It's been a week. Donald Glover's desire to be Spider-Man came and went, a sad and typical burnout for an Internet meme. But this meme was one that raised some prickly, uncomfortable questions that I don't think should be swept away so cleanly. As we get close to officially casting Spider-Man, and assembling the Avengers, I think it's worth wondering just when superheroes will begin to reflect our world a bit better.

I think it's legitimate to ask, as Drew McWeeny and Devin Faraci did, why Spider-Man is white. There's nothing in his origin story that's racially specific. As Faraci pointed out, Spidey comes from Queens where whites are becoming a minority. It would currently make more sense for him to be of a more diverse background. But I also understand where fans are coming from. Peter Parker has always looked a certain way, and they want their tried-and-true continuity and accuracy. I recognize my own biases this way as well, believe me.

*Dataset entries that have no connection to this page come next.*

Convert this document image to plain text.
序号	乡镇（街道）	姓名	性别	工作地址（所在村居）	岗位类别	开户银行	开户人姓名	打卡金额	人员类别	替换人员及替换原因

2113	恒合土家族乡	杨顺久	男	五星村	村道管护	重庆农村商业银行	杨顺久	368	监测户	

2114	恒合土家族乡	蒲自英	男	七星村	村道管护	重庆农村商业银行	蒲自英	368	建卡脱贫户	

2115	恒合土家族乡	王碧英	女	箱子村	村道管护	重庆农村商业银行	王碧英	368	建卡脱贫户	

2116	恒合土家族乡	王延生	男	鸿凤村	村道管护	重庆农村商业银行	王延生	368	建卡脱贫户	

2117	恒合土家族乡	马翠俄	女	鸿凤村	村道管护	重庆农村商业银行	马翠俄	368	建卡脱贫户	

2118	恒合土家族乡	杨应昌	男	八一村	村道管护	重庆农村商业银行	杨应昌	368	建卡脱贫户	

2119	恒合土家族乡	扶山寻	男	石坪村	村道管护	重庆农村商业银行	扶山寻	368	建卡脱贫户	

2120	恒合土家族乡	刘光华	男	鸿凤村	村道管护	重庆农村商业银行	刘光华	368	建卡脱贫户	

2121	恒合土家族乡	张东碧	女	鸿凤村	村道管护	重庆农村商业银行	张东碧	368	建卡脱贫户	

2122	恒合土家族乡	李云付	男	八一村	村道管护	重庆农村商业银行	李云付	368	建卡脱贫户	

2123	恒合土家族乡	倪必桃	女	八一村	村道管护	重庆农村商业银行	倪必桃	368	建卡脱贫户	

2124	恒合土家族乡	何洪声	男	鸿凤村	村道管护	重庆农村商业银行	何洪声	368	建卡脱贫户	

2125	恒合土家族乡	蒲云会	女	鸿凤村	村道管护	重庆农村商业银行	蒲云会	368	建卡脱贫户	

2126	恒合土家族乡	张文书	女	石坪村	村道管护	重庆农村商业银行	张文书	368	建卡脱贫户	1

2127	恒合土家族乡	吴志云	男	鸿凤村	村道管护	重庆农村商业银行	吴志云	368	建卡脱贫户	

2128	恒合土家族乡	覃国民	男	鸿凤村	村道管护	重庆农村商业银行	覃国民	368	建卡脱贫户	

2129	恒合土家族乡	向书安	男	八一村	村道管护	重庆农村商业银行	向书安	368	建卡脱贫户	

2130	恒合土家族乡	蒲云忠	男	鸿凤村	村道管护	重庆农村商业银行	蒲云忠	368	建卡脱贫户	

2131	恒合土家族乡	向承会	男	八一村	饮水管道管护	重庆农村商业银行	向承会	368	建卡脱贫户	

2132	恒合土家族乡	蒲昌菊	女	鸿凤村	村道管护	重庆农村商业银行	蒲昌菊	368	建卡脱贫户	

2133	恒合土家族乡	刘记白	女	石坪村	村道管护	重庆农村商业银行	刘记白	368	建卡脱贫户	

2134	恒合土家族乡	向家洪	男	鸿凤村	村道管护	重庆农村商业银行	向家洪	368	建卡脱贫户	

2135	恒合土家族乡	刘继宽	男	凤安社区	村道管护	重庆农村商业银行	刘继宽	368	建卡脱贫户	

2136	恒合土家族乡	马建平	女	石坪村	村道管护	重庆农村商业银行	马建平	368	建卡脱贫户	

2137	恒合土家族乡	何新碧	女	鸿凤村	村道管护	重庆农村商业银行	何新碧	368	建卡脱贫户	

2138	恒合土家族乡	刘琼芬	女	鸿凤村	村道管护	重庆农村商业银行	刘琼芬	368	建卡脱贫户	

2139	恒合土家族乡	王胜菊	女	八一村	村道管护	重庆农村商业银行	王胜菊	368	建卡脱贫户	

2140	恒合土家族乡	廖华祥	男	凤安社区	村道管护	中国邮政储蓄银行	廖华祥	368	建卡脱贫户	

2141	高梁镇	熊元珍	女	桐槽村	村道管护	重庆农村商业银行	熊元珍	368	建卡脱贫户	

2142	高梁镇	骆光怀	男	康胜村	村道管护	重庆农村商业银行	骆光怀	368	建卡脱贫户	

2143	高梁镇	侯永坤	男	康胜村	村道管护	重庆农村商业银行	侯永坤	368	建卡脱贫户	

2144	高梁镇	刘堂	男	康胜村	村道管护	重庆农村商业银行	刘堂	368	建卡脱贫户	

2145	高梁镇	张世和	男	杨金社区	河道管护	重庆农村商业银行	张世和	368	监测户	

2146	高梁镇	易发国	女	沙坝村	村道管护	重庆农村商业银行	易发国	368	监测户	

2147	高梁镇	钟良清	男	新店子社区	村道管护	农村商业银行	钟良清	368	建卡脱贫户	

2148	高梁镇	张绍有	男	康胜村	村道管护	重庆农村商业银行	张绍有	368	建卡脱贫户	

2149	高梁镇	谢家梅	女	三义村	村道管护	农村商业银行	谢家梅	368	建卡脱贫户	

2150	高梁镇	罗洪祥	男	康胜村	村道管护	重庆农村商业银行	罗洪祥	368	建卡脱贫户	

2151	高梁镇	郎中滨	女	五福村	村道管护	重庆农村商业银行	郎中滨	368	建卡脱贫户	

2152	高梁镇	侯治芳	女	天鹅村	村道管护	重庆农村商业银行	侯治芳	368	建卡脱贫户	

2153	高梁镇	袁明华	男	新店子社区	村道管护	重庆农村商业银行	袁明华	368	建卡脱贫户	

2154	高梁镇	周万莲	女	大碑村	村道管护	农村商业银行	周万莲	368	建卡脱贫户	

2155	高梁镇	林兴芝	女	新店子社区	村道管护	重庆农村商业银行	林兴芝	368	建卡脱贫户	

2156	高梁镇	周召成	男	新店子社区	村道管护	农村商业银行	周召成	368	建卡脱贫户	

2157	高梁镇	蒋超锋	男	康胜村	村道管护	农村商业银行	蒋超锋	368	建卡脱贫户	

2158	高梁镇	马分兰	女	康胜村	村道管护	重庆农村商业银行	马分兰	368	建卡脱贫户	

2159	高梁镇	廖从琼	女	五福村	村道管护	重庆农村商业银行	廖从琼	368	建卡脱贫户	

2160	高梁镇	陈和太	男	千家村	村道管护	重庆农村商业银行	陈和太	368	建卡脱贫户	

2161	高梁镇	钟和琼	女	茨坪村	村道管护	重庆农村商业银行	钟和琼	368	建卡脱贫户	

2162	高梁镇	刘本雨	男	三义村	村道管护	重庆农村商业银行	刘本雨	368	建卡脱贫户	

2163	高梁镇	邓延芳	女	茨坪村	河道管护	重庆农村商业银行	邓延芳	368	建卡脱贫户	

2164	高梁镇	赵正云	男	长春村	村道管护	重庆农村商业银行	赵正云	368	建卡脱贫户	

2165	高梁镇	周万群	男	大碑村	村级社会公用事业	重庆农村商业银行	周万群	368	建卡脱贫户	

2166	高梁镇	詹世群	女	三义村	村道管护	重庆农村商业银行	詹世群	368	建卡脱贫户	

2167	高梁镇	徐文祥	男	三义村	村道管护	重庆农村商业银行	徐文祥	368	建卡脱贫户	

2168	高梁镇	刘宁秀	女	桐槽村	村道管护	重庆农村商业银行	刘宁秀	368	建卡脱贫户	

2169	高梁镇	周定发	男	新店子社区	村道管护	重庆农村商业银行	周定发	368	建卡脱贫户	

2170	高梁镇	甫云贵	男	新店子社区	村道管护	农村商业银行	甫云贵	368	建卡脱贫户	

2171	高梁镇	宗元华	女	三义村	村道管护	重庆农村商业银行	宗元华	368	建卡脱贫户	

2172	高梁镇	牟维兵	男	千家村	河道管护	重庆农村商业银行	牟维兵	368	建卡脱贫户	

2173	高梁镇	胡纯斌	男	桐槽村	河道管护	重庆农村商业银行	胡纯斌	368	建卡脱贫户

But this is the day and age of the reboot, and it happens in comics and movies with alarming regularity. Oh, let's go back and tell that origin story again. And again. And again. No character is allowed to mature, change, or suffer the consequences of life because we simply make a deal with the Devil and put Parker back at Aunt May's house. That's the Spidey fans liked best, so that's what they want to see again. And this is despite Marvel starting up Ultimate versions that did reboot the stories of X-Men, Spider-Man, and other assorted superfellows so fans could hear it all again with a slightly different tune.